A relação de cooperação entre a CESE e Movimento Pesqueiro é de longa data. O apoio político e financeiro torna possível chegarmos em várias comunidades pesqueiras no Brasil para que a gente se articule, faça formação política e nos organize enquanto movimento popular. Temos uma parceria de diálogos construtivos, compreensível, e queremos cada vez mais que a CESE caminhe junto conosco.
Celebrar os 50 anos da CESE é reconhecer uma caminhada cristã dedicada a defesa dos direitos humanos em todas as suas dimensões, comprometida com os segmentos mais vulnerabilizados da população brasileira. E valorizar cada conquista alcançada em cada luta travada na busca da justiça, do direito e da paz. Fazer parte dessa caminhada é um privilégio e motivo de grande alegria poder mais uma vez nos regozijar: “Grande coisas fez o Senhor por nós, e por isso estamos alegres!” (Salmo 126.3)
Ao longo desses 50 anos, fomos presenteadas pela presença da CESE em nossas comunidades. Nós somos testemunhas do quanto ela tem de companheirismo e solidariedade investidos em nossos territórios. E isso tem sido fundamental para que continuemos em luta e em defesa do nosso povo.
Minha história com a CESE poderia ser traduzida em uma palavra: COMUNHÃO! A CESE é uma Família. Repito: uma Família! Nos dois mandatos que estive como presidente da CESE pude experimentar a vivência fraterna e gostosa de uma equipe tão diversificada em saberes, experiências de fé, histórias de vida, e tão unida pela harmonia criada pelo Espírito de Deus e pelo único desejo de SERVIR aos mais pobres e vulneráveis na conquista e defesa dos seus direitos fundamentais. Louvado seja Deus pelos 50 anos de COMUNHÃO e SERVIÇO da CESE! Gratidão por tudo e para sempre!
Viva os 50 anos da CESE. Viva o ecumenismo que a organização traz para frente e esse diálogo intereclesial. É um momento muito especial porque a CESE defende direitos e traz o sujeito para maior visibilidade.
A CESE é a marca do ecumenismo na defesa de direitos. É serviço aos movimentos populares nas lutas por justiça.
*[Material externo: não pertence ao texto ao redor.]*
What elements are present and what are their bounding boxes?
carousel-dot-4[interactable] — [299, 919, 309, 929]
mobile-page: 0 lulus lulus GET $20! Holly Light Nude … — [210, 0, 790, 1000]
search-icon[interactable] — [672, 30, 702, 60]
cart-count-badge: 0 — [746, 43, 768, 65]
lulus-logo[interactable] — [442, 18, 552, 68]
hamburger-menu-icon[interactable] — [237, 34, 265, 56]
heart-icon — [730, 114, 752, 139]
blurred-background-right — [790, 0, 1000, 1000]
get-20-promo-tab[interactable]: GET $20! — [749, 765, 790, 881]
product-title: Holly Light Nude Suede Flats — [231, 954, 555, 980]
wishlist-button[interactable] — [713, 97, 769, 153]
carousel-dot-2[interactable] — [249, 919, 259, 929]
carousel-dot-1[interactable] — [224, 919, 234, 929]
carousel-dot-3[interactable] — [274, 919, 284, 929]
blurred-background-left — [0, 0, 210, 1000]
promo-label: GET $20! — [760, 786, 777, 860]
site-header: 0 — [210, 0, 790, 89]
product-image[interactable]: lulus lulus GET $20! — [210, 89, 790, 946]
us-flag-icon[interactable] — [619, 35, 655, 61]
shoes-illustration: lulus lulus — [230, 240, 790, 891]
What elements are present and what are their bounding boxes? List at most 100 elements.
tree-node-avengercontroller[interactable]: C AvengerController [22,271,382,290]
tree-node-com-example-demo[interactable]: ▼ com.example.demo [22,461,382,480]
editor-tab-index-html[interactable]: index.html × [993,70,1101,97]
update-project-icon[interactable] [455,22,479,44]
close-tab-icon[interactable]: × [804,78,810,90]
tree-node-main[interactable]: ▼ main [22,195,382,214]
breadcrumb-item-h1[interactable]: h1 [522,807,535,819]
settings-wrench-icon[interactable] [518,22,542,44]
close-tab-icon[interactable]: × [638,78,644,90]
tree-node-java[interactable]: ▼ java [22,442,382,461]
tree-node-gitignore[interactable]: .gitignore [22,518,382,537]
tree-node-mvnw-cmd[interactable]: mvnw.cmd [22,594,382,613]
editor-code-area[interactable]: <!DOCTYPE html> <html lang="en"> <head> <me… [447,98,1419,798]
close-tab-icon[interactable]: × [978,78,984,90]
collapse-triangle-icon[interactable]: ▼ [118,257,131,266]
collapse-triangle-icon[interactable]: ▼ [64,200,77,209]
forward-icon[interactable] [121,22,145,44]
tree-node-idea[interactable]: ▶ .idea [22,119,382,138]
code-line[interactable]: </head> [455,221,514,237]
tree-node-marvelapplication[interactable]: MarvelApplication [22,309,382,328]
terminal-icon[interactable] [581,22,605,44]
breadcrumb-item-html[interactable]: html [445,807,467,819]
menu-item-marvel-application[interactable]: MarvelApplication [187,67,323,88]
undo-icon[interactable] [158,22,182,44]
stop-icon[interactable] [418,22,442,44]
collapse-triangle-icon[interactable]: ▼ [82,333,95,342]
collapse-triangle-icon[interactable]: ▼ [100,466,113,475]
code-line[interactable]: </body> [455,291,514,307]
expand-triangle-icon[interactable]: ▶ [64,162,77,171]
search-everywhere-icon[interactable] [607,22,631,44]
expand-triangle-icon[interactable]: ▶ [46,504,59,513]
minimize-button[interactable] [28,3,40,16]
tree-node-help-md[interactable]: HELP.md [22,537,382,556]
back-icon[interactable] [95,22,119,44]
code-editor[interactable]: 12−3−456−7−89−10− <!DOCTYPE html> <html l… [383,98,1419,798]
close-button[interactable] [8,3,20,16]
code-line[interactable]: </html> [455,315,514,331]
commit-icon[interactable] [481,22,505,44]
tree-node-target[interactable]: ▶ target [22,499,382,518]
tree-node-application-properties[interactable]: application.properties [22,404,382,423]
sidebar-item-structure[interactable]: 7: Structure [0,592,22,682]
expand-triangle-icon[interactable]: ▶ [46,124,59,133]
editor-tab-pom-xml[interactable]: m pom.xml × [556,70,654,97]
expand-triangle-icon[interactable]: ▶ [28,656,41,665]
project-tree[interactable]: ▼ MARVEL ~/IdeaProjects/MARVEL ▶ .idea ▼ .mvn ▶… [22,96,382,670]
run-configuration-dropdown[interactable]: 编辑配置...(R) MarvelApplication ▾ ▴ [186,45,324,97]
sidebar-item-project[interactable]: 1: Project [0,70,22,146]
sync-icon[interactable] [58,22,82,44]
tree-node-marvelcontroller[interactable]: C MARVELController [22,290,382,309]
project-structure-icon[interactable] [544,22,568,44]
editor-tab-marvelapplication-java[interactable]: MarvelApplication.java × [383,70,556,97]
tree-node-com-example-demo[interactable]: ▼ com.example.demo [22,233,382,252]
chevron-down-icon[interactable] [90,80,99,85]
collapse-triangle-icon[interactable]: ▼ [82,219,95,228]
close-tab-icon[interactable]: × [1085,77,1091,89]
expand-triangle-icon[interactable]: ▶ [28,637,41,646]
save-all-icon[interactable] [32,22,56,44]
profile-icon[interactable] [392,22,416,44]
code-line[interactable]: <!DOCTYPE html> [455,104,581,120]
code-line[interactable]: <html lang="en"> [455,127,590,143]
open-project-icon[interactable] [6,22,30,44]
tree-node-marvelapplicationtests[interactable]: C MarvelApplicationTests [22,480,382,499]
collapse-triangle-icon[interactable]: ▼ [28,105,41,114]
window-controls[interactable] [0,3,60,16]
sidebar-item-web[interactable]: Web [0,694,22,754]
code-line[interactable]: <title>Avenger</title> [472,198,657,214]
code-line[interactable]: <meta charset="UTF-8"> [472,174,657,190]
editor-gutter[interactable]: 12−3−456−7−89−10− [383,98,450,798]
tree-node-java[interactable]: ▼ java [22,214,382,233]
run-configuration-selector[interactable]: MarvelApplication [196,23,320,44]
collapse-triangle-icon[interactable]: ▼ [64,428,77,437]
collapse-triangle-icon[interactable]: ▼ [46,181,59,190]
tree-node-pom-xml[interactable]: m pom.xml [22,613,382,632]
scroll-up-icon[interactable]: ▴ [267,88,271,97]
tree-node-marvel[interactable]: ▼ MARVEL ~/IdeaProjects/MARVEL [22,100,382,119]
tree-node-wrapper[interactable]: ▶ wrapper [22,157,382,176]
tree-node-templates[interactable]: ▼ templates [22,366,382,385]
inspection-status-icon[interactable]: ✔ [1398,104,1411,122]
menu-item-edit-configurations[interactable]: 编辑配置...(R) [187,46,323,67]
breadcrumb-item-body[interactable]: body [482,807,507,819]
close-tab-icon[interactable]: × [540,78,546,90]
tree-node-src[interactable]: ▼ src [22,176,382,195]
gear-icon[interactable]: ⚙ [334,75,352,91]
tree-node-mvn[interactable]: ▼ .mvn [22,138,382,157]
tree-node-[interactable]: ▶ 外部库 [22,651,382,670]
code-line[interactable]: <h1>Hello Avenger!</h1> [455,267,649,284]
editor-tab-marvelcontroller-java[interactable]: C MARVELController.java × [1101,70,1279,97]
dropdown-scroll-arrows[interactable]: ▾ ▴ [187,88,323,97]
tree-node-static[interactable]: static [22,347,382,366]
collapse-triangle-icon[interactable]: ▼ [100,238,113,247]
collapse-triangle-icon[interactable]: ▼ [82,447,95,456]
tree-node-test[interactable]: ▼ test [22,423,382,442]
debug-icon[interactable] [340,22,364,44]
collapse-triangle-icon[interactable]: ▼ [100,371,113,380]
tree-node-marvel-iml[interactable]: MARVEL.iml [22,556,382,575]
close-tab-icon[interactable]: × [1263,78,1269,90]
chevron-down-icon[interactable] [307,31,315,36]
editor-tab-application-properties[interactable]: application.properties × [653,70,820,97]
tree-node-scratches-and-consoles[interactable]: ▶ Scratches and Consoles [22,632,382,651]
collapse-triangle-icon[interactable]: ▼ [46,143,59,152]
Parabéns à Diretoria e equipe da CESE pela persistência e compromisso, sempre renovado nesses cinquenta anos, de preservação da memória histórica na defesa da democracia em nosso país.
Há vários anos a CESE vem apoiando iniciativas nas comunidades quilombolas do Pará. A organização trouxe o empoderamento por meio da capacitação e formação para juventude quilombola; tem fortalecido também o empreendedorismo e agricultura familiar. Com o apoio da CESE e os cursos oferecidos na área de incidência política conseguimos realizar atividades que visibilizem o protagonismo das mulheres quilombolas. Tudo isso é muito importante para a garantia e a nossa permanência no território.
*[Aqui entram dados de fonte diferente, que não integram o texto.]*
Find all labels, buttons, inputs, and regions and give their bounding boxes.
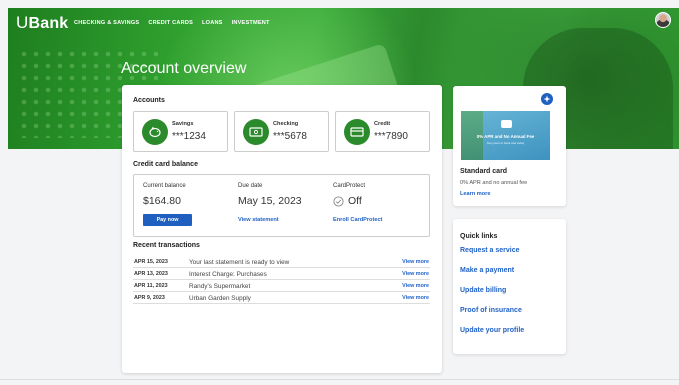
accounts-title: Accounts [133, 97, 165, 104]
car-icon [501, 120, 512, 128]
transaction-description: Your last statement is ready to view [189, 258, 290, 266]
transaction-date: APR 11, 2023 [134, 283, 168, 289]
transaction-row: APR 11, 2023 Randy's Supermarket View mo… [133, 281, 430, 292]
promo-description: 0% APR and no annual fee [460, 180, 528, 186]
cardprotect-value: Off [348, 195, 362, 207]
view-more-link[interactable]: View more [402, 271, 429, 277]
quick-link-update-profile[interactable]: Update your profile [460, 327, 524, 334]
promo-banner-subtitle: Get yours in bank and today [486, 141, 525, 145]
due-date-label: Due date [238, 183, 263, 189]
quick-link-request-service[interactable]: Request a service [460, 247, 520, 254]
quick-links-title: Quick links [460, 233, 498, 240]
learn-more-link[interactable]: Learn more [460, 191, 490, 197]
standard-card-promo: 0% APR and No Annual Fee Get yours in ba… [453, 86, 566, 206]
account-name: Credit [374, 121, 391, 127]
view-more-link[interactable]: View more [402, 259, 429, 265]
quick-link-update-billing[interactable]: Update billing [460, 287, 506, 294]
logo-mark: U [16, 13, 29, 32]
main-nav: CHECKING & SAVINGS CREDIT CARDS LOANS IN… [74, 20, 270, 26]
transaction-date: APR 13, 2023 [134, 271, 168, 277]
account-name: Savings [172, 121, 194, 127]
piggy-bank-icon [142, 119, 168, 145]
footer-divider [0, 379, 679, 380]
nav-credit-cards[interactable]: CREDIT CARDS [148, 20, 193, 26]
credit-card-icon [344, 119, 370, 145]
promo-title: Standard card [460, 168, 508, 175]
quick-link-make-payment[interactable]: Make a payment [460, 267, 514, 274]
cash-icon [243, 119, 269, 145]
credit-card-balance-title: Credit card balance [133, 161, 198, 168]
nav-checking-savings[interactable]: CHECKING & SAVINGS [74, 20, 139, 26]
account-name: Checking [273, 121, 299, 127]
user-avatar[interactable] [655, 12, 671, 28]
transaction-date: APR 9, 2023 [134, 295, 165, 301]
quick-links-panel: Quick links Request a service Make a pay… [453, 219, 566, 354]
cardprotect-status: Off [333, 195, 362, 207]
account-card-checking[interactable]: Checking ***5678 [234, 111, 329, 152]
account-overview-panel: Accounts Savings ***1234 Checking ***567… [122, 85, 442, 373]
account-card-savings[interactable]: Savings ***1234 [133, 111, 228, 152]
promo-banner-image[interactable]: 0% APR and No Annual Fee Get yours in ba… [461, 111, 550, 160]
transaction-row: APR 13, 2023 Interest Charge: Purchases … [133, 269, 430, 280]
transaction-description: Randy's Supermarket [189, 282, 251, 290]
pay-now-button[interactable]: Pay now [143, 214, 192, 226]
sparkle-icon [543, 95, 551, 103]
transaction-description: Interest Charge: Purchases [189, 270, 267, 278]
view-more-link[interactable]: View more [402, 283, 429, 289]
page-title: Account overview [121, 60, 247, 77]
current-balance-value: $164.80 [143, 195, 181, 207]
cardprotect-label: CardProtect [333, 183, 366, 189]
bank-logo[interactable]: UBank [16, 13, 68, 33]
promo-banner-title: 0% APR and No Annual Fee [476, 134, 535, 139]
transaction-row: APR 9, 2023 Urban Garden Supply View mor… [133, 293, 430, 304]
nav-loans[interactable]: LOANS [202, 20, 223, 26]
recent-transactions-title: Recent transactions [133, 242, 200, 249]
account-number: ***5678 [273, 131, 307, 142]
enroll-cardprotect-link[interactable]: Enroll CardProtect [333, 217, 382, 223]
nav-investment[interactable]: INVESTMENT [232, 20, 270, 26]
view-more-link[interactable]: View more [402, 295, 429, 301]
due-date-value: May 15, 2023 [238, 195, 302, 207]
transaction-date: APR 15, 2023 [134, 259, 168, 265]
current-balance-label: Current balance [143, 183, 186, 189]
quick-link-proof-insurance[interactable]: Proof of insurance [460, 307, 522, 314]
view-statement-link[interactable]: View statement [238, 217, 279, 223]
account-number: ***7890 [374, 131, 408, 142]
transaction-description: Urban Garden Supply [189, 294, 251, 302]
add-sparkle-button[interactable] [540, 92, 554, 106]
transaction-row: APR 15, 2023 Your last statement is read… [133, 257, 430, 268]
check-circle-icon [333, 195, 344, 207]
logo-text: Bank [28, 15, 69, 32]
account-card-credit[interactable]: Credit ***7890 [335, 111, 430, 152]
credit-card-balance-box: Current balance $164.80 Pay now Due date… [133, 174, 430, 237]
account-number: ***1234 [172, 131, 206, 142]
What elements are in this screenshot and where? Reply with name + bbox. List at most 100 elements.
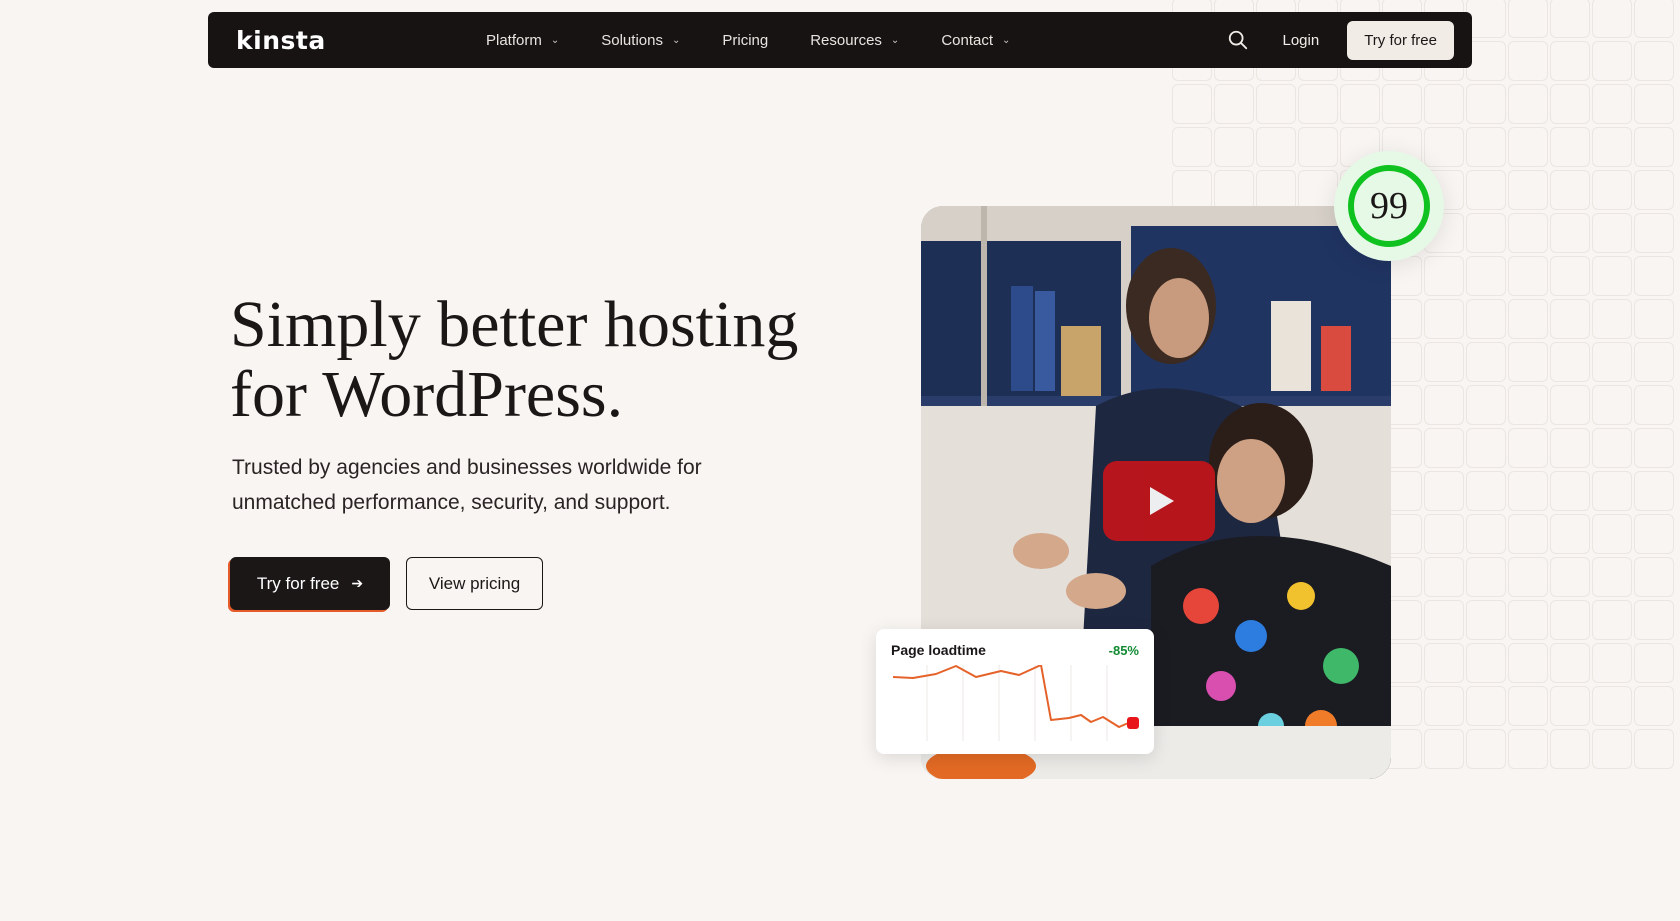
score-ring: 99 — [1348, 165, 1430, 247]
nav-item-label: Solutions — [601, 31, 663, 49]
grid-square — [1592, 213, 1632, 253]
grid-square — [1466, 256, 1506, 296]
play-button[interactable] — [1103, 461, 1215, 541]
grid-square — [1508, 170, 1548, 210]
grid-square — [1592, 385, 1632, 425]
grid-square — [1508, 514, 1548, 554]
grid-square — [1172, 170, 1212, 210]
loadtime-change: -85% — [1108, 642, 1139, 658]
grid-square — [1592, 600, 1632, 640]
grid-square — [1466, 428, 1506, 468]
view-pricing-button[interactable]: View pricing — [406, 557, 543, 610]
grid-square — [1550, 686, 1590, 726]
grid-square — [1592, 41, 1632, 81]
grid-square — [1466, 471, 1506, 511]
grid-square — [1298, 127, 1338, 167]
top-navbar: kinsta Platform ⌄ Solutions ⌄ Pricing Re… — [208, 12, 1472, 68]
chevron-down-icon: ⌄ — [1002, 34, 1011, 46]
grid-square — [1634, 471, 1674, 511]
arrow-right-icon: ➔ — [351, 575, 364, 591]
grid-square — [1466, 514, 1506, 554]
grid-square — [1424, 428, 1464, 468]
grid-square — [1382, 84, 1422, 124]
button-label: Try for free — [256, 573, 340, 593]
grid-square — [1424, 385, 1464, 425]
grid-square — [1424, 299, 1464, 339]
grid-square — [1256, 84, 1296, 124]
grid-square — [1256, 170, 1296, 210]
grid-square — [1424, 342, 1464, 382]
nav-item-platform[interactable]: Platform ⌄ — [486, 32, 559, 49]
grid-square — [1466, 729, 1506, 769]
grid-square — [1466, 342, 1506, 382]
nav-item-resources[interactable]: Resources ⌄ — [810, 32, 899, 49]
grid-square — [1550, 41, 1590, 81]
play-icon — [1150, 487, 1174, 515]
grid-square — [1508, 127, 1548, 167]
grid-square — [1508, 471, 1548, 511]
search-icon[interactable] — [1227, 29, 1249, 51]
nav-try-free-button[interactable]: Try for free — [1347, 20, 1454, 60]
hero-subtitle-line: Trusted by agencies and businesses world… — [232, 456, 702, 479]
grid-square — [1592, 686, 1632, 726]
grid-square — [1550, 342, 1590, 382]
grid-square — [1466, 41, 1506, 81]
grid-square — [1466, 600, 1506, 640]
grid-square — [1256, 127, 1296, 167]
grid-square — [1592, 557, 1632, 597]
grid-square — [1550, 170, 1590, 210]
nav-item-label: Contact — [941, 31, 994, 49]
login-link[interactable]: Login — [1283, 32, 1320, 49]
grid-square — [1424, 557, 1464, 597]
grid-square — [1550, 600, 1590, 640]
chevron-down-icon: ⌄ — [671, 34, 681, 46]
grid-square — [1172, 84, 1212, 124]
grid-square — [1340, 84, 1380, 124]
grid-square — [1466, 385, 1506, 425]
grid-square — [1634, 686, 1674, 726]
nav-item-solutions[interactable]: Solutions ⌄ — [601, 32, 680, 49]
grid-square — [1508, 557, 1548, 597]
nav-menu: Platform ⌄ Solutions ⌄ Pricing Resources… — [486, 32, 1052, 49]
performance-score-badge: 99 — [1334, 151, 1444, 261]
hero-subtitle: Trusted by agencies and businesses world… — [232, 450, 792, 520]
grid-square — [1424, 643, 1464, 683]
grid-square — [1550, 0, 1590, 38]
grid-square — [1550, 127, 1590, 167]
grid-square — [1466, 557, 1506, 597]
grid-square — [1550, 471, 1590, 511]
grid-square — [1172, 127, 1212, 167]
grid-square — [1550, 385, 1590, 425]
grid-square — [1634, 84, 1674, 124]
grid-square — [1634, 600, 1674, 640]
nav-item-label: Resources — [810, 31, 882, 49]
grid-square — [1634, 256, 1674, 296]
grid-square — [1550, 428, 1590, 468]
grid-square — [1508, 342, 1548, 382]
chevron-down-icon: ⌄ — [890, 34, 900, 46]
grid-square — [1508, 600, 1548, 640]
try-for-free-button[interactable]: Try for free ➔ — [230, 557, 390, 610]
grid-square — [1634, 643, 1674, 683]
grid-square — [1424, 84, 1464, 124]
nav-item-pricing[interactable]: Pricing — [722, 32, 768, 49]
nav-item-contact[interactable]: Contact ⌄ — [941, 32, 1010, 49]
grid-square — [1424, 514, 1464, 554]
hero-title-line: for WordPress. — [230, 358, 624, 431]
loadtime-sparkline — [892, 665, 1139, 741]
grid-square — [1508, 643, 1548, 683]
grid-square — [1508, 428, 1548, 468]
grid-square — [1634, 428, 1674, 468]
grid-square — [1550, 299, 1590, 339]
grid-square — [1298, 170, 1338, 210]
grid-square — [1634, 127, 1674, 167]
grid-square — [1634, 342, 1674, 382]
grid-square — [1592, 514, 1632, 554]
grid-square — [1508, 213, 1548, 253]
kinsta-logo[interactable]: kinsta — [236, 26, 486, 55]
grid-square — [1508, 385, 1548, 425]
grid-square — [1508, 686, 1548, 726]
loadtime-header: Page loadtime -85% — [891, 642, 1139, 658]
grid-square — [1466, 84, 1506, 124]
grid-square — [1508, 84, 1548, 124]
A gente tem uma associação do meu povo, Karipuna, na Terra Indígena Uaçá. Por muito tempo a nossa organização ficou inadimplente, sem poder atuar com nosso povo. Mas, conseguimos acessar o recurso da CESE para fortalecer organização indígena e estruturar a associação e reorganizá-la. Hoje orgulhosamente e muito emocionada digo que fazemos a Assembleia do Povo Karipuna realizada por nós indígenas, gerindo nosso próprio recurso. Atualmente temos uma diretoria toda indígena, conseguimos captar recursos e acessar outros projetos. E isso tudo só foi possível por causa da parceria com a CESE.
A luta antirracista é o grande mote das nossas ações que tem um dos principais objetivos o enfrentamento ao racismo religioso e a violência, que tem sido crescente no estado do Maranhão. Por tanto, a parceria com a CESE nos proporciona a construção de estratégias políticas e de ações em redes, nos apoia na articulação com parcerias que de fato promovam incidência nas políticas públicas, proposições institucionais de enfrentamento a esse racismo religioso que tem gerado muita violência. A CESE nos desafia na superação do racismo institucional, como o grande vetor de inviabilização e da violência contra as religiões de matrizes africanas.